Оба по разным причинам зациклены на собственных территориях. Людоед привязан к своим охотничьим угодьям. Юлиан не покидает отцовское имение. За привычные границы они выходят только раз, ближе к развязке, чтобы уже не вернуться; это перемещение, как выяснится напоследок, оборачивается для них своего рода «прыжком веры».
Их также сближает неясность мотивов. Способ питания Каннибала можно объяснить голодом, но его действия при этом превышают сугубо гастрономическую необходимость. Герой Клементи не просто ест людей — он исполняет определенный обряд. Обязательное отрезание головы с дальнейшим ее выбрасыванием в вулканическую расщелину, источник таинственного грома и пара, смотрится как угощение неведомых богов наивкуснейшей долей добычи, иными словами — как жертвоприношение. Аутичность Юлиана можно трактовать как бессознательный протест против родителей, однако его единственное стойкое чувство — страсть к свиньям — вне логики. Сексуальное влечение — лишь часть объяснения его поступков, невозможного без финальных эпизодов.
Итак, очутившись в ловушке, герой Клементи и не думает сопротивляться. Он сбрасывает одежду и застывает — отстраненный, сухопарый. Иконографическая аллюзия с Христом усиливается, когда ему набрасывают на плечи солдатский плащ. Наконец, перед тем, как быть растянутым на четырех кольях в горизонтальном распятье, он повторяет свое признание. Метаморфоза Клементи в этот момент поражает. До этой точки невозвращения его лицо — худощавое, со слишком полными губами и огромными, холодными, что бы ни происходило, глазами — персонифицировало абсолютно животное, даже хтоническое начало. Перед казнью же он, единственный из осужденных, словно светится изнутри. Его природа вспыхивает в новом торжестве, когда он, отказавшись от утешений священника, утверждает свой символ веры, точно структурированный как христианское «во имя Отца, Сына и Святого Духа».

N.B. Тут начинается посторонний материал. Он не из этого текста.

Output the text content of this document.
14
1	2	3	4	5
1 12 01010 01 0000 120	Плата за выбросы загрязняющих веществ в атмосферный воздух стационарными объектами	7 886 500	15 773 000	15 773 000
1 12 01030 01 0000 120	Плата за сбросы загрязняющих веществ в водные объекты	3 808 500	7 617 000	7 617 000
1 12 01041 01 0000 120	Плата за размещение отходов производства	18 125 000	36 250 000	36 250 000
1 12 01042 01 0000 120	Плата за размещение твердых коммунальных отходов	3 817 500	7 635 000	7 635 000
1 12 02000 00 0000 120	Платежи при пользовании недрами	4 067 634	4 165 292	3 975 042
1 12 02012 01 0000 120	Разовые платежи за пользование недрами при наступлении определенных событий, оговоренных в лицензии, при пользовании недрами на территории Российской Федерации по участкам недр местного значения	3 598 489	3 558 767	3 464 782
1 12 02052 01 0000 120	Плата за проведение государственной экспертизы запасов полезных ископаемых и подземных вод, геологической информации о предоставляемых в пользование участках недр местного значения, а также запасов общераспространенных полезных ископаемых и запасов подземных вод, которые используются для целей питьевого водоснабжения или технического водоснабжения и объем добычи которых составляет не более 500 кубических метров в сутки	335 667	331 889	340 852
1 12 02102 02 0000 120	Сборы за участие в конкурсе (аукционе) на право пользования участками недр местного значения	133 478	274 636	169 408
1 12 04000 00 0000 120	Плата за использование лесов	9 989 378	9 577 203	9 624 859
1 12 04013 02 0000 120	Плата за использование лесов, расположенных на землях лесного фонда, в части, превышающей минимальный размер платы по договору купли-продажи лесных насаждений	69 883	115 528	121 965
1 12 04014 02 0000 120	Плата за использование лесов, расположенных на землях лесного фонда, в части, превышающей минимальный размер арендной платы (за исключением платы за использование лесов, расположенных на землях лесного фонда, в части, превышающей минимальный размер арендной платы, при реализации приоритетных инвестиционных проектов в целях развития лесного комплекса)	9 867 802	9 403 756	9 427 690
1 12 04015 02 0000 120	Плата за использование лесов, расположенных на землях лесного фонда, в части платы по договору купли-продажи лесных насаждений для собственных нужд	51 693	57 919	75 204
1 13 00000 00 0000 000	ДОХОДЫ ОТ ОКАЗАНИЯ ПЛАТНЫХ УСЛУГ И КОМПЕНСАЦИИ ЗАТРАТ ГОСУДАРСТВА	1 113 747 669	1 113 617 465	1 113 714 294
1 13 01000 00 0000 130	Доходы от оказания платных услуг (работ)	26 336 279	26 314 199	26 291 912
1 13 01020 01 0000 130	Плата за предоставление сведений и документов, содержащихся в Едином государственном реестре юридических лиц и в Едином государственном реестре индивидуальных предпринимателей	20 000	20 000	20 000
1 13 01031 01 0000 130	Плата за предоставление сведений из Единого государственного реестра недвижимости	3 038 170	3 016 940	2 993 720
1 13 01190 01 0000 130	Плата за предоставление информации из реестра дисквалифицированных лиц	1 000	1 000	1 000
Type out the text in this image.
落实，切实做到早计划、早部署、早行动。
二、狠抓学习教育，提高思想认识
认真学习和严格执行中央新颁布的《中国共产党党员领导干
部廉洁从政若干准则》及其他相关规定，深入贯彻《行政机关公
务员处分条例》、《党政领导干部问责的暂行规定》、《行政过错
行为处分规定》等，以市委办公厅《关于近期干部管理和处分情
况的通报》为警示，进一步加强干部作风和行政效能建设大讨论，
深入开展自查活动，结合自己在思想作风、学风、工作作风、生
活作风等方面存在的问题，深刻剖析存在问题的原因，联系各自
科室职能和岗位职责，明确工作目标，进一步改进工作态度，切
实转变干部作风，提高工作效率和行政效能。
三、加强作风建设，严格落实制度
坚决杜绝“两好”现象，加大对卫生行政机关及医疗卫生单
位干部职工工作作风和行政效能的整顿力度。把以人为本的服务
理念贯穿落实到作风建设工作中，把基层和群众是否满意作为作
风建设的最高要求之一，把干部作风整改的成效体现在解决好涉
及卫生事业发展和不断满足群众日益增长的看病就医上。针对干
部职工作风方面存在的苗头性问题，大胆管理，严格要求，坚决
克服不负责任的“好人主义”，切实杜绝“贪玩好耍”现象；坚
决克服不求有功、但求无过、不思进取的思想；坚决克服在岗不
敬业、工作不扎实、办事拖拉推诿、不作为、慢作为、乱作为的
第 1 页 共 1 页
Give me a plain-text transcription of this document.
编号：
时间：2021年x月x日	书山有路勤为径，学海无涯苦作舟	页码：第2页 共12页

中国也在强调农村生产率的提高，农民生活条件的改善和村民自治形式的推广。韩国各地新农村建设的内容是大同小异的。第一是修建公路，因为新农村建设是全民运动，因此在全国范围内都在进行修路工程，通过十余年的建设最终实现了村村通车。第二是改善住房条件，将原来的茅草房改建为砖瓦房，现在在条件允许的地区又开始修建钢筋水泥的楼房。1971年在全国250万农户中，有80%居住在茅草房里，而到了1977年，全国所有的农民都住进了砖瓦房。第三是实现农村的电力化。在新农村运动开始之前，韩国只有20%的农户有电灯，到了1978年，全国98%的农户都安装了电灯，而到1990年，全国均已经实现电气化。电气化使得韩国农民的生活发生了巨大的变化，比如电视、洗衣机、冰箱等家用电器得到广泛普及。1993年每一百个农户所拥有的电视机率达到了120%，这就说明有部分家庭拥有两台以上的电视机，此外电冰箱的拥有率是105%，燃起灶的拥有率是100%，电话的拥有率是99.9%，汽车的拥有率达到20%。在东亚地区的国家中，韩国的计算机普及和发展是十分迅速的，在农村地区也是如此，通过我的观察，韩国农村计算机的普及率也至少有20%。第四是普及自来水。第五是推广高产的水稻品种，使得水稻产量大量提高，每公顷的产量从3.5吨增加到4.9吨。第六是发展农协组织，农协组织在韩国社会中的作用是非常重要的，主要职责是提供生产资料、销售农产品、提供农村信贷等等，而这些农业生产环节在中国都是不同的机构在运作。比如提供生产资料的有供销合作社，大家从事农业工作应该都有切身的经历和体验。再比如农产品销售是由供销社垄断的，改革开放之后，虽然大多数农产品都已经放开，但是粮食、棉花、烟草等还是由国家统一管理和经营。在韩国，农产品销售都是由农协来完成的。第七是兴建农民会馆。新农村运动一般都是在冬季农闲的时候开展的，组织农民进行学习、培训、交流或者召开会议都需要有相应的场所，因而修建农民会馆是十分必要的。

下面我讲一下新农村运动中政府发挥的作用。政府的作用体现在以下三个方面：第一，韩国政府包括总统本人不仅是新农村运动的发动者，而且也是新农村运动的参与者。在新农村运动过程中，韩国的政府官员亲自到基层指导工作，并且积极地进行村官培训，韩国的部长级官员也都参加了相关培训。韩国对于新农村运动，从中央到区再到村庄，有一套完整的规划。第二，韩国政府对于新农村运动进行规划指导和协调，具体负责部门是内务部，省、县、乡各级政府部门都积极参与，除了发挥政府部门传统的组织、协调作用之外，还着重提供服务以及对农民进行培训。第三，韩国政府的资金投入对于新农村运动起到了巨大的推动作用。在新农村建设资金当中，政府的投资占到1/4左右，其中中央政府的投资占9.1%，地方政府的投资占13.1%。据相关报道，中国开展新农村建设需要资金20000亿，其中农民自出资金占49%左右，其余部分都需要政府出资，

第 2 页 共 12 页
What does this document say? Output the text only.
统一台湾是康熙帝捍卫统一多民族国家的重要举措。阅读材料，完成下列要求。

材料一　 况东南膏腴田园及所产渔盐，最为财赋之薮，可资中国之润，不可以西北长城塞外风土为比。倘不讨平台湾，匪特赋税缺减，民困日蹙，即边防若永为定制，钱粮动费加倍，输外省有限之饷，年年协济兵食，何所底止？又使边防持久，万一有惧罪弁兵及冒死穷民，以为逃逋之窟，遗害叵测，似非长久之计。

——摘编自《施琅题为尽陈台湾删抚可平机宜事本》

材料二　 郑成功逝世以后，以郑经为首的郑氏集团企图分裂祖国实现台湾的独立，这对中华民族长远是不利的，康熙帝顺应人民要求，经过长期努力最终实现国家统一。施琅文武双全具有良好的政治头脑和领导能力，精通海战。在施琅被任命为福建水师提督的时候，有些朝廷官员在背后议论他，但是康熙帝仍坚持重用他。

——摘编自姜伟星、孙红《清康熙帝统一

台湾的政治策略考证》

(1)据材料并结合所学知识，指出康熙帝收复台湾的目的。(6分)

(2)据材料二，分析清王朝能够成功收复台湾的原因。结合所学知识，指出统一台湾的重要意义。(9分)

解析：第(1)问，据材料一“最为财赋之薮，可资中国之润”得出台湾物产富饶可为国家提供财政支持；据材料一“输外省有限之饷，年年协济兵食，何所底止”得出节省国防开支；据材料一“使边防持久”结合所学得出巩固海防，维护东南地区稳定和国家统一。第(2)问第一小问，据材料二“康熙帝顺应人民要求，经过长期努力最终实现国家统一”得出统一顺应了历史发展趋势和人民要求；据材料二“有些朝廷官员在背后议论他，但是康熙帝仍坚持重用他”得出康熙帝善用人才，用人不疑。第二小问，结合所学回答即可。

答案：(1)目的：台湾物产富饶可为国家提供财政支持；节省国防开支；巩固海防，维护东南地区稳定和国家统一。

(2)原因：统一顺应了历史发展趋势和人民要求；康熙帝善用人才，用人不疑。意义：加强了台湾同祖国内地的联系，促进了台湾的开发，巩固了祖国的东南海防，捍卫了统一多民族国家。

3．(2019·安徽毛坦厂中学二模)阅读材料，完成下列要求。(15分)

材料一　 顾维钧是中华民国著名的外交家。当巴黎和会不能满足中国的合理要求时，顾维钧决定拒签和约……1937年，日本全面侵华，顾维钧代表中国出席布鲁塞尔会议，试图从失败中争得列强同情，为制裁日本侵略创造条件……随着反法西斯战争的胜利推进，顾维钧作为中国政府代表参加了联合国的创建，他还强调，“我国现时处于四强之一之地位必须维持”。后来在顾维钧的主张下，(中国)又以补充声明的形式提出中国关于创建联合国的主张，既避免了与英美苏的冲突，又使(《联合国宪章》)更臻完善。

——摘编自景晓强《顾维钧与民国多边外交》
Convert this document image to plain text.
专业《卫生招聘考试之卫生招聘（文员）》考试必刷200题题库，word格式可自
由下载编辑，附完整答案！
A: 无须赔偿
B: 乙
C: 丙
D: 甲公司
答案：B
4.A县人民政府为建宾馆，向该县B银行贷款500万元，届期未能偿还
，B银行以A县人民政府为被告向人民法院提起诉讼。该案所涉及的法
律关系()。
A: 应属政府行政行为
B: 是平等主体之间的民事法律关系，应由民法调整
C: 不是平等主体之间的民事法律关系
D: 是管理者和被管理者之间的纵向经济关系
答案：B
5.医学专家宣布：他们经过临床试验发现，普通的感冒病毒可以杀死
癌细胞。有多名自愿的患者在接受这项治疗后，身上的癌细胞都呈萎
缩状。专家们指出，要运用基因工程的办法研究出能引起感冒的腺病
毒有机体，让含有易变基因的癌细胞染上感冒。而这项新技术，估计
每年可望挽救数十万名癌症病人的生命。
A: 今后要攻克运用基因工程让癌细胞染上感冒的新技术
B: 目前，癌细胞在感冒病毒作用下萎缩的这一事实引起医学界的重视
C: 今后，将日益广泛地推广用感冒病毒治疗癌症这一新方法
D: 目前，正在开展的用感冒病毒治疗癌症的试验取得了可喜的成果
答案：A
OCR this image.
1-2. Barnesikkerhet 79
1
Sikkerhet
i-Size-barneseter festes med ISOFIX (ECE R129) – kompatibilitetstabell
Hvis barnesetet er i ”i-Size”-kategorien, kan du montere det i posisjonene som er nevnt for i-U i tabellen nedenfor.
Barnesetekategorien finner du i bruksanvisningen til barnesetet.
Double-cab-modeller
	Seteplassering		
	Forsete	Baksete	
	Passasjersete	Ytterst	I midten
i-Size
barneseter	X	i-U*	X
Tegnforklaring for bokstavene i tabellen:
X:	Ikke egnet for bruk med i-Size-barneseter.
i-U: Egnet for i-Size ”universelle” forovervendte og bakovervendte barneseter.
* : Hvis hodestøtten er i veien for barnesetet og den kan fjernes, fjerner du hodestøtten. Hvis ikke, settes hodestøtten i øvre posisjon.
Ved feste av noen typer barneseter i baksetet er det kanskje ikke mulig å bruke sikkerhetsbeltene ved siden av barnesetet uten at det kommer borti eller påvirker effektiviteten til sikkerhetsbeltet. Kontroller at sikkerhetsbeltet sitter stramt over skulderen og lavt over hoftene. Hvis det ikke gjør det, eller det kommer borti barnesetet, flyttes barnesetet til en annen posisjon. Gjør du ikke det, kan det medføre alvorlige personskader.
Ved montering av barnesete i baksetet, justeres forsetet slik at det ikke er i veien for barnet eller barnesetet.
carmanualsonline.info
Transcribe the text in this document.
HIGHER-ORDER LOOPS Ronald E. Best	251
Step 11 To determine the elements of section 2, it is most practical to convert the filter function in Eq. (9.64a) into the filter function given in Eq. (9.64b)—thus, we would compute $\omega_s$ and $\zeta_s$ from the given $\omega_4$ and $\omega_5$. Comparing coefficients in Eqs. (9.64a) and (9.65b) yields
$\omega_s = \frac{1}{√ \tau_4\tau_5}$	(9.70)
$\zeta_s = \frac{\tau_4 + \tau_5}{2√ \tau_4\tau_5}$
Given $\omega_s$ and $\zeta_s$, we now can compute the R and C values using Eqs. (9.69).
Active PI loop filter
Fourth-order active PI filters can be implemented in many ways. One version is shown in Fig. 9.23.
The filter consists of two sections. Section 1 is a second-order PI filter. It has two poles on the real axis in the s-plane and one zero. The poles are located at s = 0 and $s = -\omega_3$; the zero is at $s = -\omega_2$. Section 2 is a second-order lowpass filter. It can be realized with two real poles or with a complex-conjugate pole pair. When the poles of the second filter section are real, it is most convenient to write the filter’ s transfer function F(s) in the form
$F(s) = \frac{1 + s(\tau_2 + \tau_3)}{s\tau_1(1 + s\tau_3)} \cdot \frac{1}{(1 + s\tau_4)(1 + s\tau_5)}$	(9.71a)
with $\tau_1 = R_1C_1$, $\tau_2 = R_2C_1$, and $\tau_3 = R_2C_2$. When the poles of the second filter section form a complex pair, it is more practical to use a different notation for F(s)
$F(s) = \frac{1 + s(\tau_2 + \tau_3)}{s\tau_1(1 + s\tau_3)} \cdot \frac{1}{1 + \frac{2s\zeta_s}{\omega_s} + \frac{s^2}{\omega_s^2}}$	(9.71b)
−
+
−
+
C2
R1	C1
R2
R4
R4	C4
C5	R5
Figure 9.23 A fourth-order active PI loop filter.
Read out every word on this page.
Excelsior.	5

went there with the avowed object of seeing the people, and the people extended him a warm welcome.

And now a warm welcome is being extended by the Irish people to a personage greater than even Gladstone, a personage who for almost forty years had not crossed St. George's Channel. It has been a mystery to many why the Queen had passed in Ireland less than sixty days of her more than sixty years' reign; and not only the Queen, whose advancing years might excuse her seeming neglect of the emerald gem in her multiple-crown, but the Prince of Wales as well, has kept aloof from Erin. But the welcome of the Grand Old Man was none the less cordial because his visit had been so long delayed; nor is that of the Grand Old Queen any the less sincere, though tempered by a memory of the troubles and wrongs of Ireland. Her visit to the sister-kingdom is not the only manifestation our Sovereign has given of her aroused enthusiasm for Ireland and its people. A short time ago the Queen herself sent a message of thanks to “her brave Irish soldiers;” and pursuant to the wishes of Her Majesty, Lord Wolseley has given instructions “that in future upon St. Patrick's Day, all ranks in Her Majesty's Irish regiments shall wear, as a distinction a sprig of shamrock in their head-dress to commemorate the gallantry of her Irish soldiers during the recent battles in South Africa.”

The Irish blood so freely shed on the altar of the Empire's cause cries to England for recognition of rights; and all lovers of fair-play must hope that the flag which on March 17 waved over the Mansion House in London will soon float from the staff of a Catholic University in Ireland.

Выход был и для Юлиана. Следовало убить отца — но тот давно уже сгнил. Отведать человеческой плоти — хватило отдать свою. Умереть от радости — это он все-таки сделал. Перешагнуть через всё и вся, человеческое и божественное, как это сделал безымянный средневековый безумец, не смог.
В конце концов оба — Каннибал как мессия, Юлиан как первый апостол — оказались у Пазолини там, где жаждали быть. В раю, между кокетливо подкрученными хвостами. На небе под копытами.
Так, собственно, и настал конец света.